15 Hours into an Odyssey

You can control any member of your clan and eventually call on clan mates out to join you in your journey which can have numerous benefits like helping you intimidate dangerous animals, but also comes with unreliable AI that doesn’t always respond to your calls with the urgency it needs to. When they get cornered by a beast, they’ll often do nought about it, giving themselves up like large fish in a small barrel. You can beckon them to your side but more often than not this doesn’t do anything, resulting in them becoming something else’s lunch and you having to reload your last save. 

15 Hours into an Odyssey

Happily, getting around in the trees feels pretty satisfying. It’s both simple and starts to feel pretty good once you find the rhythm to it, just tap A and point in the direction you want to leap and the ape will do the rest, automatically grabbing any branches or tree trunks it comes into contact with. You can swing off the greenery too by holding A, helping you make even longer leaps. It can get a little lazy when trying to move backwards or back down towards the ground, but in most cases, traversal feels very natural. Sadly any wonder that comes from interacting with the environment, be it through using your available senses like hearing and smell, or through visual discovery, starts to feel easily reduced to some quick button presses. You go through the same motions so many times, which admittedly falls in line with the narrative of apes learning to become humans through repetitive learning, but the joy of those interactions wears down quickly. 

15 Hours into an Odyssey

One of the more interesting mechanics is fear of the unknown, which triggers when your ape wanders too far from home.
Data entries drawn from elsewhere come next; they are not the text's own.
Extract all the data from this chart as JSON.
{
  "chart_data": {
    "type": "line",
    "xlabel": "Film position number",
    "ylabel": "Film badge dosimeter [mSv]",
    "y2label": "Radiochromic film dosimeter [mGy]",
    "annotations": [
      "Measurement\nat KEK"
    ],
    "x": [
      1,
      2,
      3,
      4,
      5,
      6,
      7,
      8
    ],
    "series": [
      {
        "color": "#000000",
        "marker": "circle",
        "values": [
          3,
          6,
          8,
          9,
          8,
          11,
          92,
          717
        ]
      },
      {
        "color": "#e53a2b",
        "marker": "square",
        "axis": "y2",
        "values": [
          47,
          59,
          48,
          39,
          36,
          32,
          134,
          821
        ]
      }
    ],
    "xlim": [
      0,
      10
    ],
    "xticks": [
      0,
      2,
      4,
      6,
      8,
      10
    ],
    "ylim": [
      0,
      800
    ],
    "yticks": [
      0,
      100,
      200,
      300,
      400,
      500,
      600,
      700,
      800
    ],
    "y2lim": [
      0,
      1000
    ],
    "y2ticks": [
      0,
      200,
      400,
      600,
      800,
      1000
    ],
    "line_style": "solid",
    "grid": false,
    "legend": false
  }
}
The screen becomes hazy and fills with horrific flashes of dangerous animals attacking you, but this is all just in the ape’s head and can be overcome by calmly going about your business; identifying things in the area you can recognise and then following the rays of light. If you’ve recognised enough of your surroundings and safely make it to the light’s origin point, you can conquer your fears and increase the area within which your clan can wander, fading away from the haze and opening up the region to more exploration.

15 Hours into an Odyssey

But that’s about where the mechanical joy ends with most other aspects feeling like they’re lacking in some manner. The lack of a tutorial is the real killer, here. Without any meaningful direction for the player at the outset, Ancestors’ opening hours feel confusing and lackadaisical. Interactions with beasts feel like total chance encounters and the game’s AI feels almost completely inept at taking care of itself. But mechanical issues aside, the game’s premise is fascinating, largely succeeding in recreating that feeling of discovery through trial and error. And there were times when I felt a quiet peace when happily soaring from branch to branch through the canopy with my clan. But the satisfaction of learning new things doesn’t overcome the grinding nature of these games and it quickly loses its charm.